`ptrace::getregs` & `ptrace::getregset` may lead to UB of uninitialized data read
Opened this issue · 4 comments
ptrace::getregs and ptrace::getregset are used to get register values of certain process (tracee), which utilizes the ptrace(PTRACE_GETREGSET, ..) syscall:
pub fn getregset<S: RegisterSet>(pid: Pid) -> Result<S::Regs> {
let request = Request::PTRACE_GETREGSET;
let mut data = mem::MaybeUninit::<S::Regs>::uninit();
let mut iov = libc::iovec {
iov_base: data.as_mut_ptr().cast(),
iov_len: mem::size_of::<S::Regs>(),
};
unsafe {
ptrace_other(
request,
pid,
S::VALUE as i32 as AddressType,
(&mut iov as *mut libc::iovec).cast(),
)?;
};
Ok(unsafe { data.assume_init() })
}In amd64 Linux, if the tracer is 64bit process, tracee is 32bit process, the S::Regs will be resolved to 64bit version of libc::user_regs_struct, while after the syscall return, the S::VALUE buffer is filled by kernel with 32bit version of such struct. (The iovec.iov_len field will be 68 after returning, which confirms such thing). Reading the returned S::Regs will lead to uninitialized data, which is UB.
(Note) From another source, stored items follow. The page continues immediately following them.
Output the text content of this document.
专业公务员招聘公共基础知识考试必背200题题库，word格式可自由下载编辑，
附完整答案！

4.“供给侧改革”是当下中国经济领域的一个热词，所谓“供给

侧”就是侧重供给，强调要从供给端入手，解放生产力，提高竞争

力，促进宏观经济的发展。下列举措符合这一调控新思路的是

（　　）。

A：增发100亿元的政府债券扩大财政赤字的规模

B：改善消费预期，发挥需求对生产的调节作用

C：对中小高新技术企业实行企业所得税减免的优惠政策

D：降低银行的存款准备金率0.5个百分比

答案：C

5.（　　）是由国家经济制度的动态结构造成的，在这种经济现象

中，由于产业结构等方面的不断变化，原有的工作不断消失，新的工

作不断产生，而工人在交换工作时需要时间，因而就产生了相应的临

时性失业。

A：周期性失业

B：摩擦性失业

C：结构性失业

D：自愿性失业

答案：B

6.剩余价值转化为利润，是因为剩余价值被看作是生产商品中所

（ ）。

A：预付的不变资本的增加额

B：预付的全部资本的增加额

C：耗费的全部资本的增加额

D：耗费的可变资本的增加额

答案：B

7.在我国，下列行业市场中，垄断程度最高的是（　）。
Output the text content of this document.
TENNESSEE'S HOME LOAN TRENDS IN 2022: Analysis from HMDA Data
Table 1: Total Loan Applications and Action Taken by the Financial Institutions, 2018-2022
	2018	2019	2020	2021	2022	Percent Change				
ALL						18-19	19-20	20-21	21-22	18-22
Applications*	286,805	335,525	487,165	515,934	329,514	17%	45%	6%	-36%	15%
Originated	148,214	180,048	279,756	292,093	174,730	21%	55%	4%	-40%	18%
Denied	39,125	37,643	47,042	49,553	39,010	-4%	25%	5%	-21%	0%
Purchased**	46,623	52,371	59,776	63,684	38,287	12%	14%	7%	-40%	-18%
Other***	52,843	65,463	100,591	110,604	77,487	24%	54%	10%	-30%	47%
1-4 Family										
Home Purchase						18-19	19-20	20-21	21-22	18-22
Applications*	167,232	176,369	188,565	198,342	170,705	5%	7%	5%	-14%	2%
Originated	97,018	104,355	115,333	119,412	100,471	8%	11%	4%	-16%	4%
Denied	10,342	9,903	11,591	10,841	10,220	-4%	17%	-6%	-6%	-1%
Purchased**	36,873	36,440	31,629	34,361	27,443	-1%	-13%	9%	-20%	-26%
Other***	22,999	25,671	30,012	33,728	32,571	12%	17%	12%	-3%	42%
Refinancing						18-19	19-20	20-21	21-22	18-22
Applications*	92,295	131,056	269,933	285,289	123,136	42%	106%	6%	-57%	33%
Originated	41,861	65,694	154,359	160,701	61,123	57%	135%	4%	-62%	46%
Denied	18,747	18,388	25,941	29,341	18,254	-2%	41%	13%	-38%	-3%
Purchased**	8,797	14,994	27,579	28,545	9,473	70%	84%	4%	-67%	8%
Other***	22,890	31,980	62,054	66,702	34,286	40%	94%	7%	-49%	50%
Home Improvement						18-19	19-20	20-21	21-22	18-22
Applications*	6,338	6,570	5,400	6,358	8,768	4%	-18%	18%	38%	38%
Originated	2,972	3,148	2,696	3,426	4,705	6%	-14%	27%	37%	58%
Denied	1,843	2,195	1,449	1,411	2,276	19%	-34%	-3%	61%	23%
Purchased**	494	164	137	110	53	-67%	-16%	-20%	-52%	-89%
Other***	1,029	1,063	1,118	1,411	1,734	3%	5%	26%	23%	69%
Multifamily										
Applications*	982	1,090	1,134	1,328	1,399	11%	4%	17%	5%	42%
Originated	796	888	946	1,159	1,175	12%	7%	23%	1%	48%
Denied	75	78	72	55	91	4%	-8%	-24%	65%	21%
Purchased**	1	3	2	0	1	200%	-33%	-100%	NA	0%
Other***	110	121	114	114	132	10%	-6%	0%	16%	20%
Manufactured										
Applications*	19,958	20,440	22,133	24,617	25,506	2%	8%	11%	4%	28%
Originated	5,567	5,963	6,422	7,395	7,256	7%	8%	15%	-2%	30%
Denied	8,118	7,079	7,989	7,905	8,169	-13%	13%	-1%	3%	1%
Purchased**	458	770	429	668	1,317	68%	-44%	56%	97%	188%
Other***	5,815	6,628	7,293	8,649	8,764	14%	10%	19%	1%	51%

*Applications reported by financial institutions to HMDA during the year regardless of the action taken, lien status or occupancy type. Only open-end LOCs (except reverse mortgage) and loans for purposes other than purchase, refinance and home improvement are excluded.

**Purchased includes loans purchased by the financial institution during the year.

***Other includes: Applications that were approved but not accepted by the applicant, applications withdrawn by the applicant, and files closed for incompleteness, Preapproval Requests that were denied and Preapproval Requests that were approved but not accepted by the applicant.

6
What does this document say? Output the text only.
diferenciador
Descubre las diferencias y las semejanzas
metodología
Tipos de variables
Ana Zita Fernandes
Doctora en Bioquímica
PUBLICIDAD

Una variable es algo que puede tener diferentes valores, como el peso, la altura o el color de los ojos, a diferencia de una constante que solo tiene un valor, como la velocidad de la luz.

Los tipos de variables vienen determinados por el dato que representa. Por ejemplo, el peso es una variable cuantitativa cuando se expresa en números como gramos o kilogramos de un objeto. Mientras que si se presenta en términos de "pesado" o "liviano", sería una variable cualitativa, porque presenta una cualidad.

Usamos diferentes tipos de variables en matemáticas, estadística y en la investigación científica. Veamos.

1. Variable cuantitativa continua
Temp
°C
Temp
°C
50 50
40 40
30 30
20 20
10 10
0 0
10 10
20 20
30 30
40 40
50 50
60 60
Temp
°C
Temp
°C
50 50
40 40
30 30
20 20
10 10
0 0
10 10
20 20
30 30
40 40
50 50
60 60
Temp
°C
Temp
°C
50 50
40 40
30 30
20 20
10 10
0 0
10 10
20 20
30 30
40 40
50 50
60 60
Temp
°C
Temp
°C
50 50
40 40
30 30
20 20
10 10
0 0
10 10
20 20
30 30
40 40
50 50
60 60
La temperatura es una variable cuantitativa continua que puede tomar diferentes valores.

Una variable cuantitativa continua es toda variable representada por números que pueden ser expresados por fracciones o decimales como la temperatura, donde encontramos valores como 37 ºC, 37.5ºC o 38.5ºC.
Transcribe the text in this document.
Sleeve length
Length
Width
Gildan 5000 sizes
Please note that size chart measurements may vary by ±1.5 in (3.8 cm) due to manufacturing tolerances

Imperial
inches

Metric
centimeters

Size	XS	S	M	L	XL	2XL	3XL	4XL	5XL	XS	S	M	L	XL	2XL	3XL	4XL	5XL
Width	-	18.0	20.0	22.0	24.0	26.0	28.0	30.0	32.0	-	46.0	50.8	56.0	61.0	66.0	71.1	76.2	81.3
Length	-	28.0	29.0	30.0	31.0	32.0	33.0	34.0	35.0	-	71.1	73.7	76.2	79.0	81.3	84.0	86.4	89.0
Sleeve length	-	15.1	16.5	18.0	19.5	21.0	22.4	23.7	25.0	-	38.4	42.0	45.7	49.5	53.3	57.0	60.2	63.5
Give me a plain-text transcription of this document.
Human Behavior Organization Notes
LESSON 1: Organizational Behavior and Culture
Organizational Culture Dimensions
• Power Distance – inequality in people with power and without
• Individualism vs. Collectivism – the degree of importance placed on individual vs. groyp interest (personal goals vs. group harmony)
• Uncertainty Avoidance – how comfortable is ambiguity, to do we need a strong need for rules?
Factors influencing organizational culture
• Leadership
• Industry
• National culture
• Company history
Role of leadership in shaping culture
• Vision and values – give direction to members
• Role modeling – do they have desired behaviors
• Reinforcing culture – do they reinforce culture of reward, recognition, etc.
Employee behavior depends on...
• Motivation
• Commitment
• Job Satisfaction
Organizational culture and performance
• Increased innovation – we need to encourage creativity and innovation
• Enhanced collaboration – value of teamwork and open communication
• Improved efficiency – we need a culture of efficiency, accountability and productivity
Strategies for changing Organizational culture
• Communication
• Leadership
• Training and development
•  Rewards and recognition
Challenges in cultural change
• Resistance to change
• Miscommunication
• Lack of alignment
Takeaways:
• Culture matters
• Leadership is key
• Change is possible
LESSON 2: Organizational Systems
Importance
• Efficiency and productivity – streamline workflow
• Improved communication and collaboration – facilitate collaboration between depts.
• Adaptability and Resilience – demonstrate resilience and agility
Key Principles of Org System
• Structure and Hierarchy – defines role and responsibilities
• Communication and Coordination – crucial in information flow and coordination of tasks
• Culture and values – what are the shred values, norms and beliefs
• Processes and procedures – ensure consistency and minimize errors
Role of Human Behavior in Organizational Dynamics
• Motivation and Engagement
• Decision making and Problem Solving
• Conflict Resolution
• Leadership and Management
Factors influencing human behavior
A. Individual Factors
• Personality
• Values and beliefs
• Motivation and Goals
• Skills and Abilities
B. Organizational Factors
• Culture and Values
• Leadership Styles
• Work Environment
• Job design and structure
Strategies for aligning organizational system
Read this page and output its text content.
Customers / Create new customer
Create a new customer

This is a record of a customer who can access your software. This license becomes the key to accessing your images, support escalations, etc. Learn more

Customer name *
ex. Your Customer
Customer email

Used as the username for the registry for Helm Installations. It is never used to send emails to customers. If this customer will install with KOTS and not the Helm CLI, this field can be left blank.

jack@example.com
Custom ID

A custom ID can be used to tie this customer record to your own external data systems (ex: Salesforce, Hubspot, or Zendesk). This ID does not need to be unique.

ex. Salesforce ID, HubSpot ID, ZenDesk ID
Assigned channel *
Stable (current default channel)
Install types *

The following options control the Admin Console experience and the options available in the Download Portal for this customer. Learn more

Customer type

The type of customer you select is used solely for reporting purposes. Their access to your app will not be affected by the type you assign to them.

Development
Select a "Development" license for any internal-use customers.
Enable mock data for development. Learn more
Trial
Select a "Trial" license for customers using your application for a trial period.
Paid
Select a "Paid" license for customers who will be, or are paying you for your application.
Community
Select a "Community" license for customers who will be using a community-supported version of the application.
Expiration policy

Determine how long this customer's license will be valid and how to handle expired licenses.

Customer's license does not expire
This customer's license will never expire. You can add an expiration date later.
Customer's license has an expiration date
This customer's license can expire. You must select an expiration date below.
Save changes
It isn't UB because the data is half-uninitialized. After all the rust compiler doesn't know how much data is initialized by the OS, so it must assume that all is. But it certainly doesn't sound like the data in this case is a valid S::Regs. Would you be willing to file a PR to fix the bug? Without wanting to add full 32-bit support, it would be sufficient to simply return an error in that case.
@asomers Thank you for your reply :)
I have sent a PR (#2448) to fix this.
However, I do think this is a UB. It's true that Rust compiler doesn't know how much data is initialized by the OS, and as a result, it is considered UB to read the uninitialized part, and that is what the read-buf RFC proposed to solve.
Thanks for the report!
cc @hack3ric
I am curious if this problem exists on other targets? e.g., arm64.
I am curious if this problem exists on other targets? e.g., arm64.
I have no arm64 machine, maybe someone could help testing this.